Kriterium für den erfolgreichen Abschluss der Gruppenselbsterfahrung ist die Reflexion und Beschreibung der Persönlichkeitsentwicklung in der Gruppe am Ende der Seminare durch die Person selbst, kommentiert von der Gruppe und den Ausbildnern. Dabei soll eine Persönlichkeitsentwicklung und ein flexibler, verständiger Umgang des Kandidaten mit sich selbst und mit der Gruppe deutlich werden. Andernfalls kann der Besuch weiterer Selbsterfahrungsgruppen verlangt werden bzw. die Stundenanzahl der Einzelselbsterfahrung erhöht werden.
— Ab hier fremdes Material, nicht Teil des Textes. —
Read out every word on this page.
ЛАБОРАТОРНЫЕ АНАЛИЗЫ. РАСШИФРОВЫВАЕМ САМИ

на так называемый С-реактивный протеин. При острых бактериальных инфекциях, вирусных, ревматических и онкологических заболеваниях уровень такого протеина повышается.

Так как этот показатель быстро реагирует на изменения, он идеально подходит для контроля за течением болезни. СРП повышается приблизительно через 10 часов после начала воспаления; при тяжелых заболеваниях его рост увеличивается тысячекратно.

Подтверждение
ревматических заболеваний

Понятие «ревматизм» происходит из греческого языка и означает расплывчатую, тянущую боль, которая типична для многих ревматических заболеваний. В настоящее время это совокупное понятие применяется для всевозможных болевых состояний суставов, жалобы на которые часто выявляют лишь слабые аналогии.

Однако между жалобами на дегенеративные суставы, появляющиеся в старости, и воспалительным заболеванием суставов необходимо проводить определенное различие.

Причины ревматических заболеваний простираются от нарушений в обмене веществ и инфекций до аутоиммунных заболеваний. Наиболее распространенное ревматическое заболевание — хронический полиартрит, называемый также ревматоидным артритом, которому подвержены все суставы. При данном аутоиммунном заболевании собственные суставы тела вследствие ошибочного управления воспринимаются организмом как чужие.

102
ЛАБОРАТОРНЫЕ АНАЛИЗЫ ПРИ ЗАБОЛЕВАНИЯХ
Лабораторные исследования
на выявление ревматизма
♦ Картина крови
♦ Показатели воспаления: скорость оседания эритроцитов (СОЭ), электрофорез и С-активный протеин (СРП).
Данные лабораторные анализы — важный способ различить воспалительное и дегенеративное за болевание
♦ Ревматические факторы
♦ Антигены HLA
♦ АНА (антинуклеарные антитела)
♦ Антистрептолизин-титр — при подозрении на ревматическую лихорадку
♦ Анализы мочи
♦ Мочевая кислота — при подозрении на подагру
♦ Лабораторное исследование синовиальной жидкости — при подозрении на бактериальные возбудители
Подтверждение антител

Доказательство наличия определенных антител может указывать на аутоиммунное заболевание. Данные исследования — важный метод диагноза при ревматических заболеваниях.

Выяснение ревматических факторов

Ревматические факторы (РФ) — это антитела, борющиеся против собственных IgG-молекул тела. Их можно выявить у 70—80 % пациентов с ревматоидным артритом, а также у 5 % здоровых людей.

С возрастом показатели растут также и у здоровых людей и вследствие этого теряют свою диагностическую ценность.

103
Für die Einzelselbsterfahrung gilt als Hauptkriterium für den Abschluss ein freier und sorgsamer Umgang mit sich selbst, der in kritischer Selbstdistanz und guter Selbstannahme beruht. Dazu führen insbesondere die Bearbeitung folgender Bereiche:

  • Selbstwahrnehmung der Emotionalität, des Verhaltens und der Wirkung
  • Bearbeitung der Spannungsfelder, Problembereiche und Verhaltensmuster
  • Selbsteinschätzung von Fähigkeiten und Grenzen
  • Reflexiver Bezug von Ausbildungsthemen auf das eigene Leben: Grundmotivationen, Wertwahrnehmung, Sinn, Tod, Angst, Depressivität, Hysterie, Grundvariablen therapeutischer Beziehung
  • Abschluss der Gespräche durch Rückblick, Erarbeiten durchgängiger Themen, Reflexion der Beziehung zum Ausbildner.